Выбрать главу

С деятельностью рабочих клубов и близких им учреждений связан в значительной мере феномен «рабочей интеллигенции», что, собственно, было российским псевдонимом элитного слоя рабочих, названного так социал-демократами и народниками. Л. И. Аксельрод, информировавшая Г. В. Плеханова об общественной жизни Петербурга, писала ему 29 октября 1909 г.: «Не подлежит ни малейшему сомнению, что теперь совершается процесс выработки рабочей интеллигенции»{553}. Публицисты-современники приветствовали это явление, но так и не пришли к единству в его оценках.

Скромные возможности рабочих клубов в России, их внешний облик определялись прежде всего материальным положением их членов. Не могло быть и речи о характерной для старых клубов практике благотворительности. В киевском Клубе трудящихся лиц насчитывалось 918 членов, но 351 подлежал исключению за неуплату членских взносов. В рабочих клубах такое соотношение «платящих» и «неплатящих», невозможное в клубах иного социального состава, было обычным. Оно не означало, что дело дойдет непременно до реального исключения. Принимались в клубы и безработные: «в клубе безработный, может быть, забывает жгучий голод и холод», — говорили в том же киевском клубе.

Главной же особенностью рабочих клубов по сравнению с другими было то, что в среде их участников особенно остро стояла проблема свободного времени. Они с трудом выкраивали время для посещения клубов, как правило, по вечерам, после работы.
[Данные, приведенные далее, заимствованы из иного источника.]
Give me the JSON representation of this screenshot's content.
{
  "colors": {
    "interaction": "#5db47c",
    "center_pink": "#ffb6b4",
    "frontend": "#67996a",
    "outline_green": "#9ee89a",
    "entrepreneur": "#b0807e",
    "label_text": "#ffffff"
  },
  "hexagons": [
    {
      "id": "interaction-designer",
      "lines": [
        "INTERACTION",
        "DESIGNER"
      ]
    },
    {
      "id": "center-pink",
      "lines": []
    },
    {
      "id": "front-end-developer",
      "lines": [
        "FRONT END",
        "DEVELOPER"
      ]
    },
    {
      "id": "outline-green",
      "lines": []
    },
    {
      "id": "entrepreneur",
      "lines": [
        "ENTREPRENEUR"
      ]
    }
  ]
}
Отсюда приоритет приобретения знаний: признаваемое полезным оттесняло на второй план просто приятное, сугубо развлекательное, хотя никто и не возражал против проведения экскурсий и устройства концертов: «Музыка есть необходимое вдохновение в жизни, совместимое с наукой», нужно знать, что кроме заводской жизни, «есть искусство и жизнь красивая и возвышенная». Ответы на вопрос анкеты петербургского клуба «Просвещение» (март 1911 г.) о причинах нерегулярного посещения устраиваемых клубом лекций типичны: «Много чего хотелось бы знать рабочему, да всему мешает усталость после работы, после которой не укладывается в голове никакая лекция». «Прежде чем добиваться большей посещаемости, нужно добиваться 8-часового рабочего дня и других улучшений для пролетария, а потом, когда у рабочего будет свободное время, то и интерес ко всему появится»{554}.

Ни для кого не было секретом, что рабочие клубы находятся в орбите влияния нелегальных социалистических партий, возлагавших на них известные надежды после поражения первой революции и многократного сокращения числа членов этих партий. Обычно их лидеры подчеркивали, что это сокращение происходило за счет интеллигенции. На деле уходили в большом количестве и рабочие.

У разных революционных группировок надежды на легальные рабочие организации не вполне совпадали. Для наиболее радикальных из них, прежде всего социал-демократов — большевиков, клубы были в первую очередь очагами грядущей новой революции, необходимыми для воспитания у рабочих «классового сознания» и непримиримости к существующему строю. Студент Петербургского университета эсер А. А. Гизетти рассуждал с несколько другой, но также революционной точки зрения: «повышение культурного уровня рабочих есть один из видов подготовки революции, так как культурные рабочие в большей мере ощутят ее необходимость, чем темная масса»{555}. Для более умеренных социалистов (меньшевиков-«ликвидаторов») клубы были зачатками открытой рабочей партии по типу европейских.

В большинстве случаев основывались рабочие клубы именно меньшевиками. Анкетное обследование политических ссыльных Енисейского уезда и Туруханского края, проведенное в конце 1915 — начале 1916 гг., показало, что из 53 ответивших на вопросы анкеты большевиков членами профсоюзов и рабочих клубов были до ссылки 39 (из них 18 занимали выборные должности), а из 23 меньшевиков и бундовцев — 20 (14), то есть почти все, в том числе из 9 входивших в эту группу «ликвидаторов» — 9 (7){556}. Немногие постоянные должности — секретарей, библиотекарей — были платными, их и занимали, как правило, активные члены социалистических партий. Например, рабочий-меньшевик Федор Семенов (Булкин) после того, как его рассчитали в конце 1908 г. с петербургского Балтийского завода, стал работать в легальных организациях — в союзе металлистов и, по его словам, для заработка на платной должности секретаря в Василеостровском клубе «Образование»{557}.